Rorate Caeli

For those still predicting the 'imminent' reunion of Orthodoxy and Catholicism...


...please read this article on a speech given two days ago by Metropolitan Hilarion (Alfeyev) regarding the 'Pan-Orthodox Council' that the Orthodox have been preparing for since 1961, and which remains unscheduled to this very day (italics and emphases mine):


He assured all those doubting that the Council will not be the Eighth Ecumenical Council and will not rescind or review the decisions of the Seven Ecumenical Councils. The Council will not cancel fasts, nor will it introduce married episcopate or allow a second marriage to clergyman. It will not recognize the authority of the Pope of Rome over the Orthodox Church or sign union with the Catholics. The long and short of it is that the Council will do nothing of that what some “defenders of Orthodoxy” fear, displaying zeal that exceeds reason. In case something adverse to the spirit and the letter of the Seven Ecumenical Council happens, the Russian Orthodox Church will renounce this Council and its decisions as she renounced the Council of Ferrara and Florence in 1441. I believe, however, that the other Local Orthodox Church (sic) will renounce it, too.

The entire speech (in Russian) can be found here. It seems that the schedule of this Council will be decided in 2012, provided (according to Met. Hilarion) that there will be no attempt to abandon the principle of consensus in making decisions.

This comes only a month after Patriarch Bartholomew of Constantinople (often undeservedly seen by many Catholics and Orthodox as desiring immediate union with Rome) had strongly denied in a speech to Athonite monks that there is any forthcoming reunion between Orthodoxy and Catholicism (emphases and italics mine, and with the spelling of Georgetown corrected):


The Ecumenical Patriarch said that he has repeatedly stressed in the past "the essential differences between Orthodoxy and other confessions." Referring especially to the dialogue with the Catholic Church he emphasized that the Orthodox Church always prays "for the union of all" and may not refuse herself when invited to a dialogue on the purpose of attaining this union, "as is desired by our Lord Jesus Christ Himself", but not without substantial conditions:

"Union is the ultimate goal, but before that there should be the identity in the faith."

"Speaking years ago to our Roman Catholic brothers I pointed out the path regularly followed by the Roman Catholic Church by accepting more and new doctrines, and in its journey towards our Church, instead of converging towards union, it has departed and driven further apart one another" (Georgetown University, 21 October 1997), added Mr. Bartholomew. He said further:

"Furthermore, it is not true that we overlook the preconditions to the union of churches, nor is it true that we overlook the differences which prevent union."

These declarations stand in stark contrast to the affirmation of the Secretary of the Pontifical Council for Christian Unity, Bishop Brian Farrell LC last month (around the same time that Pat.

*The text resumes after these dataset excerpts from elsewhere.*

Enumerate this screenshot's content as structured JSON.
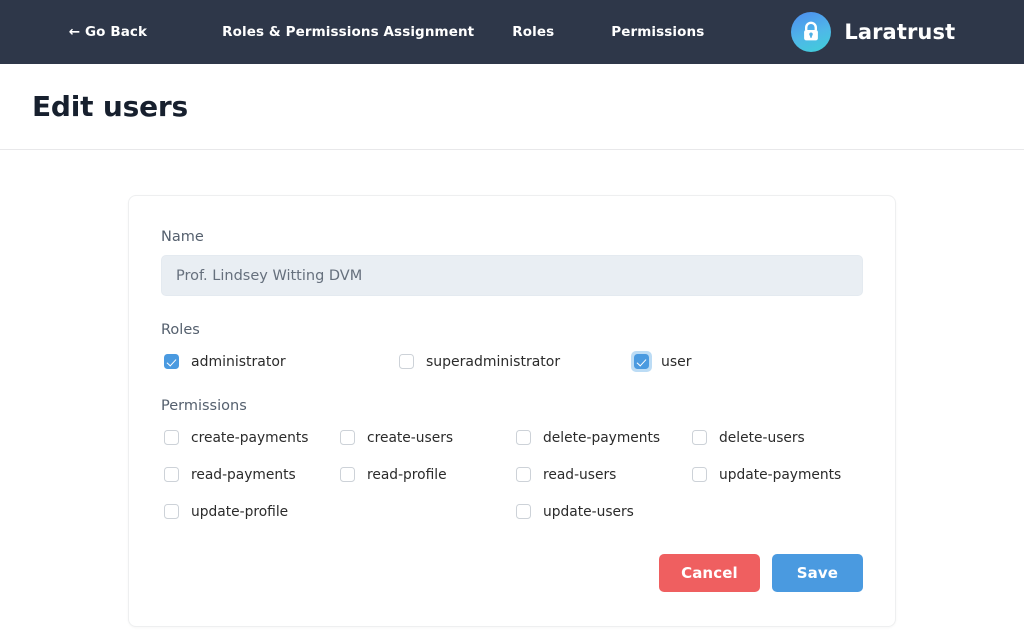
{
  "navbar": {
    "links": [
      {
        "label": "← Go Back",
        "name": "nav-go-back"
      },
      {
        "label": "Roles & Permissions Assignment",
        "name": "nav-roles-permissions-assignment"
      },
      {
        "label": "Roles",
        "name": "nav-roles"
      },
      {
        "label": "Permissions",
        "name": "nav-permissions"
      }
    ],
    "brand": {
      "name": "Laratrust",
      "icon": "lock-icon",
      "logo_gradient_from": "#4d8cf0",
      "logo_gradient_to": "#3fd0d8"
    },
    "background_color": "#2e3749"
  },
  "page": {
    "title": "Edit users"
  },
  "form": {
    "name_field": {
      "label": "Name",
      "value": "Prof. Lindsey Witting DVM",
      "placeholder": "Name"
    },
    "roles": {
      "label": "Roles",
      "items": [
        {
          "label": "administrator",
          "checked": true,
          "focused": false
        },
        {
          "label": "superadministrator",
          "checked": false,
          "focused": false
        },
        {
          "label": "user",
          "checked": true,
          "focused": true
        }
      ]
    },
    "permissions": {
      "label": "Permissions",
      "items": [
        {
          "label": "create-payments",
          "checked": false
        },
        {
          "label": "create-users",
          "checked": false
        },
        {
          "label": "delete-payments",
          "checked": false
        },
        {
          "label": "delete-users",
          "checked": false
        },
        {
          "label": "read-payments",
          "checked": false
        },
        {
          "label": "read-profile",
          "checked": false
        },
        {
          "label": "read-users",
          "checked": false
        },
        {
          "label": "update-payments",
          "checked": false
        },
        {
          "label": "update-profile",
          "checked": false
        },
        {
          "label": "",
          "checked": false,
          "empty": true
        },
        {
          "label": "update-users",
          "checked": false
        },
        {
          "label": "",
          "checked": false,
          "empty": true
        }
      ]
    },
    "actions": {
      "cancel_label": "Cancel",
      "save_label": "Save",
      "cancel_color": "#ef5f60",
      "save_color": "#4a9ae0"
    }
  }
}
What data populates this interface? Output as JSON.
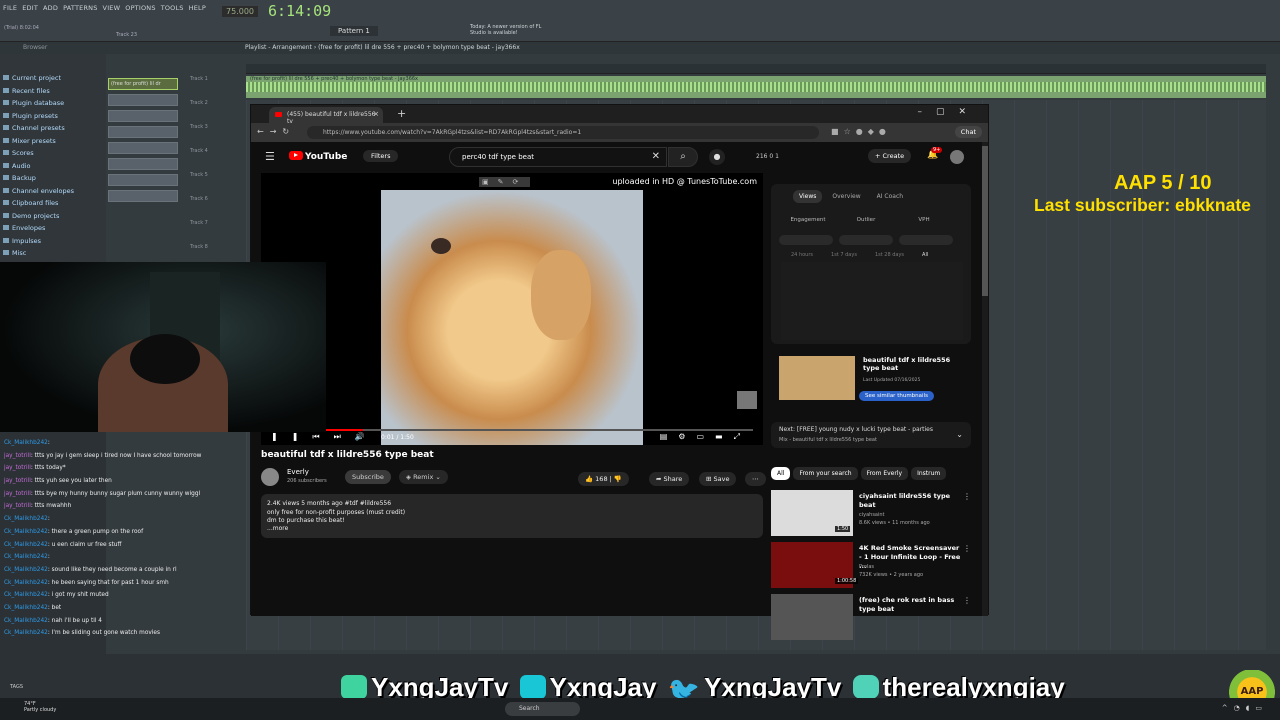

Bartholomew made the speech quoted above), that Orthodoxy and Catholicism "have the same faith" (emphases mine):


Q: Pope Benedict XVI has made this ecumenical dialogue - particularly with the Russian Orthodox Church - a priority of his pontificate. Why is this a priority for this Pope?

Bishop Farrell: Well, let me start by saying yes there is a certain priority [with the Russian Orthodox] because that is the biggest of all the Orthodox Churches. But, this interest and desire for greater communion with the Orthodox embraces the entire Orthodox world to the point where our theological dialogue with the Orthodox cannot be with individual Orthodox Churches. We have agreed from the very beginning that it has to be with all of them together because all of them together form a unity. They have the same principals, they have the same structures and they have the same tradition, the same liturgical values and beauty. So they work as one in the theological dialogue.

Now, in the meantime we also have bilateral or direct relationships with each one of these individual Orthodox Churches and since the Second Vatican Council, these relationships have developed enormously. With some Churches it has been faster than with others, with some it is deeper than with others, but we can say that with all of the Orthodox Churches, without exclusion, we have at this point very friendly, very open and very constant contact and collaboration in many ways. When Pope Benedict XVI says that yes, the dialogue with the Orthodox Churches is a priority, this is clear and if you ask me why I will simply say because they are so close to us. We have the same faith, we have the same sacraments, we have the same apostolic succession; therefore we absolutely consider that every one of their bishops and their priests are true bishops and true priests. In that we have a closeness that we do not have with any other Christian community.